Alan Ladeia, de 44 anos, fundou a plataforma em 2016 ao lado de Fábio Pinto, atravessou a virada do mercado de capital de risco encolhendo a operação, pivotou para o modelo de franquias e transformou a rede numa das maiores do setor de seminovos do país

Em julho de 2026, a Carflix roda o Brasil como uma das maiores redes de compra e venda de carros usados do país, mas a história por trás dela quase terminou em falência. Alan Ladeia, hoje com 44 anos, passou mais de duas décadas no balcão do setor automotivo, subindo de vendedor a diretor regional de concessionárias e participando até do desembarque da JAC Motors no Brasil, segundo a Exame.

Hoje a empresa que ele fundou fatura R$ 250 milhões por ano, opera 12 unidades com outras 20 franquias em implantação e projeta chegar a 300 unidades em até cinco anos, com meta de R$ 650 milhões de faturamento já no próximo ano, de acordo com a Exame. No meio do caminho, porém, teve demissão em massa, casa vendida e recomeço na base da teimosia.

A ideia que nasceu da desconfiança do comprador

A Carflix nasceu em 2016, quando Alan percebeu que o modelo tradicional de carro usado não resolvia o principal problema do consumidor: a segurança. Segundo o Terra, a plataforma foi desenhada como intermediadora digital, que não fica com os carros no pátio: faz vistoria, organiza a negociação e conecta o vendedor a uma rede de lojas parceiras.

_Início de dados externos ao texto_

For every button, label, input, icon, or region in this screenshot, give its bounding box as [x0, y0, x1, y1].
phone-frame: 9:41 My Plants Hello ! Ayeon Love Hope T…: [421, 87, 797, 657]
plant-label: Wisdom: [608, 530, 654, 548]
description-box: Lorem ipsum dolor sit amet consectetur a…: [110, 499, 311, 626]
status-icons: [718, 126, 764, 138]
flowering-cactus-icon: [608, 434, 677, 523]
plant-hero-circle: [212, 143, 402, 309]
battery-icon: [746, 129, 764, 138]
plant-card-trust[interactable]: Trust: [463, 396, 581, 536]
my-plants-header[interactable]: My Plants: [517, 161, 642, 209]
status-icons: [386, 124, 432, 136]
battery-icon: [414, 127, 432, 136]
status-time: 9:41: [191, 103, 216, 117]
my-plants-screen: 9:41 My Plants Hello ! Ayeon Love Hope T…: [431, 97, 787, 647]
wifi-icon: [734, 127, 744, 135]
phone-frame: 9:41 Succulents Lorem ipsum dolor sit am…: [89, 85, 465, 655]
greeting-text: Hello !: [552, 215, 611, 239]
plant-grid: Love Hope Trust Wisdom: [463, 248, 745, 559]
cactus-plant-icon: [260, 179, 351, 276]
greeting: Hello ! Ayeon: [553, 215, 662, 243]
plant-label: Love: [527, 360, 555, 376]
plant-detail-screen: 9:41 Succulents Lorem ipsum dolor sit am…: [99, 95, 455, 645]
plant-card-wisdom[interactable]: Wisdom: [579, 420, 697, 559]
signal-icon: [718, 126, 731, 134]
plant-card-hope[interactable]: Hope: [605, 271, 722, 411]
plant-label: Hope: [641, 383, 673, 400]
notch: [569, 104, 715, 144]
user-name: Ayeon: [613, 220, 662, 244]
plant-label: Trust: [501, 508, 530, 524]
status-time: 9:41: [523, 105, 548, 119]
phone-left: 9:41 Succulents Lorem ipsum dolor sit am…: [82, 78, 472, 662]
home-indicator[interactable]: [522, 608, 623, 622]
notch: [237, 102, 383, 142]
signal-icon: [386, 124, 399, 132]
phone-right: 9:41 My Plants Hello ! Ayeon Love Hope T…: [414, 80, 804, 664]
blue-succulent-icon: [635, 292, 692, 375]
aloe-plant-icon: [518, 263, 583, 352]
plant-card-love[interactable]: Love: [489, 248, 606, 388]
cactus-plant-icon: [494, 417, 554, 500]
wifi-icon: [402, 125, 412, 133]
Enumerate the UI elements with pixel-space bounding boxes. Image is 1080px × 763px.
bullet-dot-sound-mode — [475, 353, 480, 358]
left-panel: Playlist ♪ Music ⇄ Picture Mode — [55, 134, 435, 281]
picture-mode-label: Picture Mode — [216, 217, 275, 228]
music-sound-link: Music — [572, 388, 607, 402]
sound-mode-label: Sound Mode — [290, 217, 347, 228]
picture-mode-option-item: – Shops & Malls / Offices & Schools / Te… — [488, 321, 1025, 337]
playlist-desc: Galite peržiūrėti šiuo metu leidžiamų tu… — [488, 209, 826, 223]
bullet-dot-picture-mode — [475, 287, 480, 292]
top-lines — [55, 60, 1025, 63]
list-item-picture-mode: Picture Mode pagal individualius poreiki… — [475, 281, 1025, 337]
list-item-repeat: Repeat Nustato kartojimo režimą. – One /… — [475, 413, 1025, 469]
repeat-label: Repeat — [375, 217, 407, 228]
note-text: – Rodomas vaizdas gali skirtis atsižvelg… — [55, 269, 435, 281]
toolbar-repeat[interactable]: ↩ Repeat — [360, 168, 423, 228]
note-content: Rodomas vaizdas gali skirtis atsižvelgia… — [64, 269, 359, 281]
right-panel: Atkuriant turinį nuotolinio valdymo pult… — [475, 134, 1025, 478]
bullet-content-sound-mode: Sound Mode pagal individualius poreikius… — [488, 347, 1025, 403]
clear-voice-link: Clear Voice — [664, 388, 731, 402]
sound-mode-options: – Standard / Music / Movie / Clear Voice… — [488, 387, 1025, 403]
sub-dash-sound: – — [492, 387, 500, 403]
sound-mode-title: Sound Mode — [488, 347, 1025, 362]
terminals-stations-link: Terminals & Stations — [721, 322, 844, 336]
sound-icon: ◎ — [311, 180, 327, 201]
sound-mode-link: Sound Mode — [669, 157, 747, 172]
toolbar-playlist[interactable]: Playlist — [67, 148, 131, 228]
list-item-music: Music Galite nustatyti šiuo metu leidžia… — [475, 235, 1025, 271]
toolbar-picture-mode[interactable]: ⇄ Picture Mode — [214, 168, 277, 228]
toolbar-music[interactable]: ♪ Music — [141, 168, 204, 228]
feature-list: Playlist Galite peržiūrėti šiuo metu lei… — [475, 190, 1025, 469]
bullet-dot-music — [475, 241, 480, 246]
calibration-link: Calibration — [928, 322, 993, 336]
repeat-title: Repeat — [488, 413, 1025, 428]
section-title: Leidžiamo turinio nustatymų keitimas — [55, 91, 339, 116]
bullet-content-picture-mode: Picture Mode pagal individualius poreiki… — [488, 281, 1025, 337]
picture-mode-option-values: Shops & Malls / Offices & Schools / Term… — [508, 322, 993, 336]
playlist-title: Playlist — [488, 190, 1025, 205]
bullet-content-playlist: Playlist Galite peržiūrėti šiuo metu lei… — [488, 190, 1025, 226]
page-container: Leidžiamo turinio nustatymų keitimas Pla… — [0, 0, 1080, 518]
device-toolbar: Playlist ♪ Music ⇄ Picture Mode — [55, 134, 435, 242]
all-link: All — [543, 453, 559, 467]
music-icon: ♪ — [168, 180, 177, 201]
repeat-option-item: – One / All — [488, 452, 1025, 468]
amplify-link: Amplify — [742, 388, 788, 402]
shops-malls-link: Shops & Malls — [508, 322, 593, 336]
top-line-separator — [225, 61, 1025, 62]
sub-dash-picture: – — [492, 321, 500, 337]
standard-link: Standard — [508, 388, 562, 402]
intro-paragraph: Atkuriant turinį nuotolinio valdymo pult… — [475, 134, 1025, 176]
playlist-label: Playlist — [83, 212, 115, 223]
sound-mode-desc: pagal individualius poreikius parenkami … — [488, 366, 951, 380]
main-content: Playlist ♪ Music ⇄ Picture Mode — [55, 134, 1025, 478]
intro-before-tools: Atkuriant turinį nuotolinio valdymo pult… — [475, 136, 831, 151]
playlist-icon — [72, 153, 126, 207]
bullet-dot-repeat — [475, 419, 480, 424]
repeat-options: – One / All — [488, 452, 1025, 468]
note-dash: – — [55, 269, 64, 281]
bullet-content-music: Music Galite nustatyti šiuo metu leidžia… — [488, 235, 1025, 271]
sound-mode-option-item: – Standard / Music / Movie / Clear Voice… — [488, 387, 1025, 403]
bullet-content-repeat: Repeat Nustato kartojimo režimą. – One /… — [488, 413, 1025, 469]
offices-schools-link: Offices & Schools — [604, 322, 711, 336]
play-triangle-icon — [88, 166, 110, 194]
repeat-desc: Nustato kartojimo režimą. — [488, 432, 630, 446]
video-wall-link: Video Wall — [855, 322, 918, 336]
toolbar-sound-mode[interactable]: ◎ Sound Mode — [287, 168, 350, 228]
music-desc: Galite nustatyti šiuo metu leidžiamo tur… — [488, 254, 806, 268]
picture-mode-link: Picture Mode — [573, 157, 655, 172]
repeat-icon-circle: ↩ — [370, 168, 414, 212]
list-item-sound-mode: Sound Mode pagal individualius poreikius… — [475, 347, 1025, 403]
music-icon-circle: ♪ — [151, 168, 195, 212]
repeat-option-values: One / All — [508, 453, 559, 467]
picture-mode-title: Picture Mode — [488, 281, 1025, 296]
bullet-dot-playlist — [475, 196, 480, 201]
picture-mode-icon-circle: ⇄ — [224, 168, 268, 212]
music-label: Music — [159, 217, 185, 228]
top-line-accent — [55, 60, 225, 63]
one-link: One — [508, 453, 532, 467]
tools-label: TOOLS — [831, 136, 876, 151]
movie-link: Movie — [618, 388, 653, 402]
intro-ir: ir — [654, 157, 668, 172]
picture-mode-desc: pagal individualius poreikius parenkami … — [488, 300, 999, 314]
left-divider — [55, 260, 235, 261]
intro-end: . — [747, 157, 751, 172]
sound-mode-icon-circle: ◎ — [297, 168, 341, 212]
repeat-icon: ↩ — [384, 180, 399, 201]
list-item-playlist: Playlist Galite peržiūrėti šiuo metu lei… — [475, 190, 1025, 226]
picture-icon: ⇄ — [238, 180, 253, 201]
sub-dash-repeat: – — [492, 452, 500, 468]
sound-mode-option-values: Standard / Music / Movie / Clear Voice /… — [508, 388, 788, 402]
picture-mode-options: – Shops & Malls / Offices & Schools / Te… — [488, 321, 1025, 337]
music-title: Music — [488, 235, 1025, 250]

É o desenho oposto ao da loja tradicional de seminovos: em vez de comprar barato para revender caro, a Carflix vive da intermediação segura, o que reduz o capital parado em estoque e ataca o medo número um de quem compra carro usado no Brasil, o golpe. Quem já comprou ou vendeu um usado entende na hora o valor da proposta.

O dia em que os R$ 5 milhões sumiram

Carflix: Alan Ladeia perdeu aporte de R$ 5 milhões, apostou nas franquias e hoje fatura R$ 250 milhões com carros usados, com Mercado Livre no capital.
Pátio de loja de carros usados, imagem ilustrativa. Foto: Infrogmation of New Orleans (CC BY 2.0, Wikimedia Commons).

O golpe veio de onde ninguém esperava: do mercado financeiro. Por volta de 2020 e 2021, a virada do mercado de capital de risco e a saída do Banco BV do negócio fizeram a empresa perder R$ 5 milhões de um aporte planejado, e a conta chegou pesada: unidades fechadas e cerca de 40 funcionários demitidos, segundo a Exame. O projeto de startup financiada virou luta de sobrevivência da noite para o dia.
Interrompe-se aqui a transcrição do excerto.